By combining many different tools and supporting more technologies, we can further reduce the rate at which users are blocked from connecting to TunnelBear and accessing an open internet.
Since ECH is still in it's infancy, documentation and dev support are sparse. We've had to do a lot of testing against Cloudflare's implementation to try and verify our results. Furthermore, essential libraries used for the TLS protocol do not support ECH, meaning we had to modify this ourselves.
While this did make for a more difficult development cycle, we were able to push through these challenges by breaking development into 2 crucial parts; making an ECH request, and gauging its effectiveness.
Making an ECH request:
- To make an ECH request we used a fork of OpenSSL developed by the DEfO project (Developing ECH for OpenSSL).
- We integrated this into our Android networking library (OkHttp) by modifying Google’s Conscrypt and BoringSSL libraries.
- Once this was done, we leveraged Cloudflare’s TLS terminating server by creating the ability to parse its DNS record for its ECH configurations and pass it to our modified libraries.
With this, we were able to send requests to our backend with the SNI encrypted!
Gauging its effectiveness:
- We validated the SNI encryption by inspecting the network traffic as well as using Cloudflare’s trace API.
- To verify the impact of our ECH solution, we implemented a test where we make 3 types of requests: a standard request, a request with our existing anti-censorship technologies, and a request with ECH.
- Each request has a special identifier to differentiate the technology used and allows us to compare them against each other for effectiveness.
This step provided us with insight into how often ECH was used in countries known for censorship, and how successful the connection attempts were.

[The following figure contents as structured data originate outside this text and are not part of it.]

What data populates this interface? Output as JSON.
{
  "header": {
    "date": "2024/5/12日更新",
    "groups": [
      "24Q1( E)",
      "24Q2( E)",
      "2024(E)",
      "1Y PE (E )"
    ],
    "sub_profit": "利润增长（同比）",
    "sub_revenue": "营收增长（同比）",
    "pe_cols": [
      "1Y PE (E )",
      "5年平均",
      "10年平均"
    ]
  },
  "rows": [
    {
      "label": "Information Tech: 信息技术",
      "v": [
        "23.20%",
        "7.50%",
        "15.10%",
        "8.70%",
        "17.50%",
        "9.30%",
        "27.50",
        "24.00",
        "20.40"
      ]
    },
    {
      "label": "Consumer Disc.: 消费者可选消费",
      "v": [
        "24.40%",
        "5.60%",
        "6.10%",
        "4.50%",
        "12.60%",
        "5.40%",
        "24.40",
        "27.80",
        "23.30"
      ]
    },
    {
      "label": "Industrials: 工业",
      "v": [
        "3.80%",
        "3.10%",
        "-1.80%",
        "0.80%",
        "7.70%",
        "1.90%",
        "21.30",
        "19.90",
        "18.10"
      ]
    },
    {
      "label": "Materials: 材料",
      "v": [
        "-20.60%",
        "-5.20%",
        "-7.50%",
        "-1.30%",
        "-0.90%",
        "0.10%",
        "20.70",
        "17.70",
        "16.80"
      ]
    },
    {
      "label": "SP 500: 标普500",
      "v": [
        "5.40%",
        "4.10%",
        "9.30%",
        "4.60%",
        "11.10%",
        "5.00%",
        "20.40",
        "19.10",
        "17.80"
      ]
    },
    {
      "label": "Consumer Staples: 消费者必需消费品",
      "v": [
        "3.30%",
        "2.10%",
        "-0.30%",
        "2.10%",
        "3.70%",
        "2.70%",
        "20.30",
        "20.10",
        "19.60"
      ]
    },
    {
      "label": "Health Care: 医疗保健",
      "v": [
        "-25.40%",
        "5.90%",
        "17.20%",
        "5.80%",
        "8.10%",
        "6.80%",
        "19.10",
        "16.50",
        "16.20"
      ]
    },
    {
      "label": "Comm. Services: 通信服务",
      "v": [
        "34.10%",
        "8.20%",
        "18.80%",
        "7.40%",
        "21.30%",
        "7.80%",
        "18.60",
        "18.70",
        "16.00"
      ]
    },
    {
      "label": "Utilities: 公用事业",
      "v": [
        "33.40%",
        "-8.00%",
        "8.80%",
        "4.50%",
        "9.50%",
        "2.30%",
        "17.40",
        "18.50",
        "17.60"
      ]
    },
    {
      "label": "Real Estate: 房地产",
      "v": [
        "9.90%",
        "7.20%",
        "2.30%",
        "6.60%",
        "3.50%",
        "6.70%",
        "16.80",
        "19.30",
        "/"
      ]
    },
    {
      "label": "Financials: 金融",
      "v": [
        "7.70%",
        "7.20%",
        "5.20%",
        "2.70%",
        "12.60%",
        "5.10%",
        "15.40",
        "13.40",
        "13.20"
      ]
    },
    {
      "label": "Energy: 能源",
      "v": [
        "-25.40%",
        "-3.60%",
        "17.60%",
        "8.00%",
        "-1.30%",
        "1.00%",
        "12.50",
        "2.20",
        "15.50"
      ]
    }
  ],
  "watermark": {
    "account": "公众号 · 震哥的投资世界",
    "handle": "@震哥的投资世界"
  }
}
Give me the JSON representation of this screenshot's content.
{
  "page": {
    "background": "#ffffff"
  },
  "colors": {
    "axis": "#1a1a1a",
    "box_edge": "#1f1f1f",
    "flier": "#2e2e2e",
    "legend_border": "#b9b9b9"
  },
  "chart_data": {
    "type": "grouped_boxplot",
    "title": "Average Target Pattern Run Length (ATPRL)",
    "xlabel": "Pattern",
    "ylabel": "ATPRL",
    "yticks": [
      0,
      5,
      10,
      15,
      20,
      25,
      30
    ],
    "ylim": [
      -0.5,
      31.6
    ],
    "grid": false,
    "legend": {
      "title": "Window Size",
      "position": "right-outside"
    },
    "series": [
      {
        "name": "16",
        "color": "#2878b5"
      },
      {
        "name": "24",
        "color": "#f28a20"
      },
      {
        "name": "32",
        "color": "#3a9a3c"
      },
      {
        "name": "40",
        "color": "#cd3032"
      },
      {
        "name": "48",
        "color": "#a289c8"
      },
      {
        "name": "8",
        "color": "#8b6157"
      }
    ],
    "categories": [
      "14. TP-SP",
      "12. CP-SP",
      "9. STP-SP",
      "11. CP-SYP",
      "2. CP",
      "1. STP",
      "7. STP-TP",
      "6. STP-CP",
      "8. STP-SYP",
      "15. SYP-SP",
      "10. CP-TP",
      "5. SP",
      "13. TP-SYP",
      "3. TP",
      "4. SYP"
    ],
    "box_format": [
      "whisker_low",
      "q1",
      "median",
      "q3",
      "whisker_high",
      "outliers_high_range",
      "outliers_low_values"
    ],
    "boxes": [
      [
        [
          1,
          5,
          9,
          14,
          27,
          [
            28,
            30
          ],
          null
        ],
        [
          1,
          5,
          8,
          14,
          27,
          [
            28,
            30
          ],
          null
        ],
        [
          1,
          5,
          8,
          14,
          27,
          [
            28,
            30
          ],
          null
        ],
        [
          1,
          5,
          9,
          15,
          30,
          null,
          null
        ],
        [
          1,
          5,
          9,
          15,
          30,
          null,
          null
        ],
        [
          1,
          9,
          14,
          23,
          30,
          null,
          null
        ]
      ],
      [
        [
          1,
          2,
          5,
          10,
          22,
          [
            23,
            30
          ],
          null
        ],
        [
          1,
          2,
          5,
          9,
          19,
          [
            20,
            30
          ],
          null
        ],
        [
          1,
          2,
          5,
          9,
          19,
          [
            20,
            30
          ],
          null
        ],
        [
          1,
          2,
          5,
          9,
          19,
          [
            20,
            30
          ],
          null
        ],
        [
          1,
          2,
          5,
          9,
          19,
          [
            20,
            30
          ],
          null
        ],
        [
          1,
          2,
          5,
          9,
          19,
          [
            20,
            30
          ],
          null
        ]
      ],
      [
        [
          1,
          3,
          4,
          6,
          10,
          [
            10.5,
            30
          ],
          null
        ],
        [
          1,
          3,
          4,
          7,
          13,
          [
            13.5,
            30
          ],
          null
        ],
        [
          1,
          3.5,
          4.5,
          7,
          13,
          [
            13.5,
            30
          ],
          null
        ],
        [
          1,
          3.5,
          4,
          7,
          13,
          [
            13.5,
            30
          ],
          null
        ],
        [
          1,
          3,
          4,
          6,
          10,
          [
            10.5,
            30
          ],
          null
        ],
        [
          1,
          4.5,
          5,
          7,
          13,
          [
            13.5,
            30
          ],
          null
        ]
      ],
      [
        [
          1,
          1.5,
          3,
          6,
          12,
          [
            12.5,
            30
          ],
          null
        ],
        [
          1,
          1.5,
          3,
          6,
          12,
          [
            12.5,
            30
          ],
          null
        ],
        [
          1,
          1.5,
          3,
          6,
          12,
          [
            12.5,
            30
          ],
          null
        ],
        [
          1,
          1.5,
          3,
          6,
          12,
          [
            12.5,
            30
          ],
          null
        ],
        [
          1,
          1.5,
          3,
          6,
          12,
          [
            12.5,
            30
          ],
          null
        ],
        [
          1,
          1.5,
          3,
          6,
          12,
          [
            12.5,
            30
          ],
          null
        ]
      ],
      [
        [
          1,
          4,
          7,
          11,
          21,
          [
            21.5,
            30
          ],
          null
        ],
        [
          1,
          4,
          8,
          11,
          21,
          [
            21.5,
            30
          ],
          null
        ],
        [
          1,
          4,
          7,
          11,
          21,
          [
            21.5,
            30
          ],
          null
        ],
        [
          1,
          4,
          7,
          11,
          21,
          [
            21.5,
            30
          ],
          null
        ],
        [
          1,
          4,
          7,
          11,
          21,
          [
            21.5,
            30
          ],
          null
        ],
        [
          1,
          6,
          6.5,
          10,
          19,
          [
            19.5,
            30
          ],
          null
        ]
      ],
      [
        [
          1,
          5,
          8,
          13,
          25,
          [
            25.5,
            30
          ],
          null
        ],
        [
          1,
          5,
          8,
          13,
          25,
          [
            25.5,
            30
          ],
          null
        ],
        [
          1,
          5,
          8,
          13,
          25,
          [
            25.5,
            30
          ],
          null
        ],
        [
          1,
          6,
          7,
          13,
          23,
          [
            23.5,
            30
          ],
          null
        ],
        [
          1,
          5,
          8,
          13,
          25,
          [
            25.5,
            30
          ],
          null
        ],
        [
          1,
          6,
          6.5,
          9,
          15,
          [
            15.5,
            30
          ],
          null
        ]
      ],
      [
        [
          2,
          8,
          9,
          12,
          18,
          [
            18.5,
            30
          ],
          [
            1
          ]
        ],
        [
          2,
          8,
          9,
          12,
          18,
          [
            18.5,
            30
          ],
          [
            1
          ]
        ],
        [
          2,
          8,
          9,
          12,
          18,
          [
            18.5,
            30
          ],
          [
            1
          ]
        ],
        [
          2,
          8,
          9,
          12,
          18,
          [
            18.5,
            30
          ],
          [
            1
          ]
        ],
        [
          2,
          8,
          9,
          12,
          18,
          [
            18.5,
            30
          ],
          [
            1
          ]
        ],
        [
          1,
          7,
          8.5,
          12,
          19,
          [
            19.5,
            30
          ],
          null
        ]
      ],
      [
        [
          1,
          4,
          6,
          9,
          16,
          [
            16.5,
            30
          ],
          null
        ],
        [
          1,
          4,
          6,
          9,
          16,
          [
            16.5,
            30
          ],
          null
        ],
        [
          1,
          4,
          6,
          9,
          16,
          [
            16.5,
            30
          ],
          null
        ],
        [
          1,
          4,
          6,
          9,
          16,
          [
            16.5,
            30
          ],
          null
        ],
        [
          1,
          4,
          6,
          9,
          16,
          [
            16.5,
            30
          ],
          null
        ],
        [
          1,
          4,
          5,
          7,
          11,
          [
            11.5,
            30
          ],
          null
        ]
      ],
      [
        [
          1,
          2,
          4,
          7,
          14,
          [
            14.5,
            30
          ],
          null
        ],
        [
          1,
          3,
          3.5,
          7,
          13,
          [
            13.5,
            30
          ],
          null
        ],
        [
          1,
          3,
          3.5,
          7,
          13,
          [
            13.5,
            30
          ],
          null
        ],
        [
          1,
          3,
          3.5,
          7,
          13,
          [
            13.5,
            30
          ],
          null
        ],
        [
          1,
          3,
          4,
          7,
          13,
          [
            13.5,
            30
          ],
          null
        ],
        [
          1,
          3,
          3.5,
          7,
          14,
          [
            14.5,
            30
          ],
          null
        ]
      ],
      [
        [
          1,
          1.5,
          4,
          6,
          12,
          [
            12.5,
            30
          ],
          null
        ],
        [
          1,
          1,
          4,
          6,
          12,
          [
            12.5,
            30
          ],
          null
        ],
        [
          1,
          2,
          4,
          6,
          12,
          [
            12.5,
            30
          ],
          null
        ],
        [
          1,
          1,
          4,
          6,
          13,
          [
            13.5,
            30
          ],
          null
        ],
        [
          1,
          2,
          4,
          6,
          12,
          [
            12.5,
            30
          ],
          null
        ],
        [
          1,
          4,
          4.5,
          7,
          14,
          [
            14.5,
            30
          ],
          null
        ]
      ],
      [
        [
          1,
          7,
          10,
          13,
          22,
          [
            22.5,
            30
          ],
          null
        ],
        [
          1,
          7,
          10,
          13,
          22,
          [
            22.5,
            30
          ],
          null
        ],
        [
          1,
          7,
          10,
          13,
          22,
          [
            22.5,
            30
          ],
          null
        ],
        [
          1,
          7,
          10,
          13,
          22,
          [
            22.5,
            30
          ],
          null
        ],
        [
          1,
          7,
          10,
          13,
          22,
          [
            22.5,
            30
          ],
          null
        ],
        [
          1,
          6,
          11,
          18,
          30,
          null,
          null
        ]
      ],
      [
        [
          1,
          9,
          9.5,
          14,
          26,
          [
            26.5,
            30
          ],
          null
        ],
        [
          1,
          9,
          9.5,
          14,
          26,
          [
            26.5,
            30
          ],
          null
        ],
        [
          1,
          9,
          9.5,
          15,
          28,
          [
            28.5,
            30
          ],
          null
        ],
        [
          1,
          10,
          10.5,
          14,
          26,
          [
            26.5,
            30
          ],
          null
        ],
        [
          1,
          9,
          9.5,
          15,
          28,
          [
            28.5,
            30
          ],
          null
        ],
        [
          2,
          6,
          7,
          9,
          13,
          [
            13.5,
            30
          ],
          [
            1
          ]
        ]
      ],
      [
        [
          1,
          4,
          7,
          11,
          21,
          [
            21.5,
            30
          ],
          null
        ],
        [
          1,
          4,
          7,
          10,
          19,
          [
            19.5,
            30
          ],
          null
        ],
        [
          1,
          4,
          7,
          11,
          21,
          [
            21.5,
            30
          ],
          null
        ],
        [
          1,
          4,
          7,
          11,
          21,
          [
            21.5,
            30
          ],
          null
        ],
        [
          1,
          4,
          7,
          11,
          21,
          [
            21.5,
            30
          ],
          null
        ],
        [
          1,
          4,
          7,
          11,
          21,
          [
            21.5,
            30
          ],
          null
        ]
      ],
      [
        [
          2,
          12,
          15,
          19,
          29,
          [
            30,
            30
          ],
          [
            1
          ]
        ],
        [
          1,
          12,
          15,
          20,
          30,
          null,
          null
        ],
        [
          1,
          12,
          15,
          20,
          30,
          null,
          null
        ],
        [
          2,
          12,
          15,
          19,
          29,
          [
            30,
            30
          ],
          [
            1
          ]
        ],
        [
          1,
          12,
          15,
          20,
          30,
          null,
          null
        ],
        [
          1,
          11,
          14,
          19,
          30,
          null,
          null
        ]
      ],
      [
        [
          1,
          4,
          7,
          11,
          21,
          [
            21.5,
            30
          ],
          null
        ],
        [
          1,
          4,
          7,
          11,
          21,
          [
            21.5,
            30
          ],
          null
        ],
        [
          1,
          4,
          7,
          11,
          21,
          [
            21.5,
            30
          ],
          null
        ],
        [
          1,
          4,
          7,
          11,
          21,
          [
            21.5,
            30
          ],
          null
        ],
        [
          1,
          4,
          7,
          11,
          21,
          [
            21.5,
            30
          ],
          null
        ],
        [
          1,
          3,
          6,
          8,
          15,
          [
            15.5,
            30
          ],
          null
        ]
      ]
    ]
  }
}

Helping users access a more open internet
Unfortunately, ECH by itself isn't a perfect solution for users experiencing censorship. As such, it's important that we support as many anti-censorship technologies as possible.
Since adding support for ECH to our Android client, we have achieved approximately 100,000 daily requests that are successfully made to our backend (using ECH). These requests allow users to log in to their accounts, update credentials, obtain their VPN bandwidth, and more.
We have found that in countries where ECH is enabled for users, it increases the likelihood that these API requests are successfully made by approximately 20%. That said, not every user requires ECH in order to use TunnelBear, and there are some countries that are more successful at blocking this technology.
Given the number of successful backend API calls being made, our support has demonstrated that ECH enabled requests have been very effective at bypassing some censorship techniques for many TunnelBear users.
The future of ECH adoption
For ECH to be truly effective as a technology, it needs to be more widely adopted. The more people or services that utilize ECH, the more successful it will be at defeating censorship and building a democratic internet for all.
If you want to help speed up it’s adoption, you can try enabling ECH for your browser (though word of caution, browser support is experimental at this time):
- Firefox: Instructions for enabling ECH on Firefox can be found here
network.dns.echconfig.enabledand set to true
network.dns.use_https_rr_as_altsvcand set to true
- Edge: Instructions for enabling ECH on Edge can be found here
- Right-click the Edge desktop icon
- Select Properties > Target
- Update the Target to:
- Chrome: Not supported at this time, currently in development
Our own ECH support is by no means complete. We plan on making further improvements to our Android app, Windows support is currently in the works, and we will begin efforts to support ECH for our macOS and iOS apps in the near future.
We're committed to continue working with censorship researchers worldwide, and we can’t wait to share our next team update soon!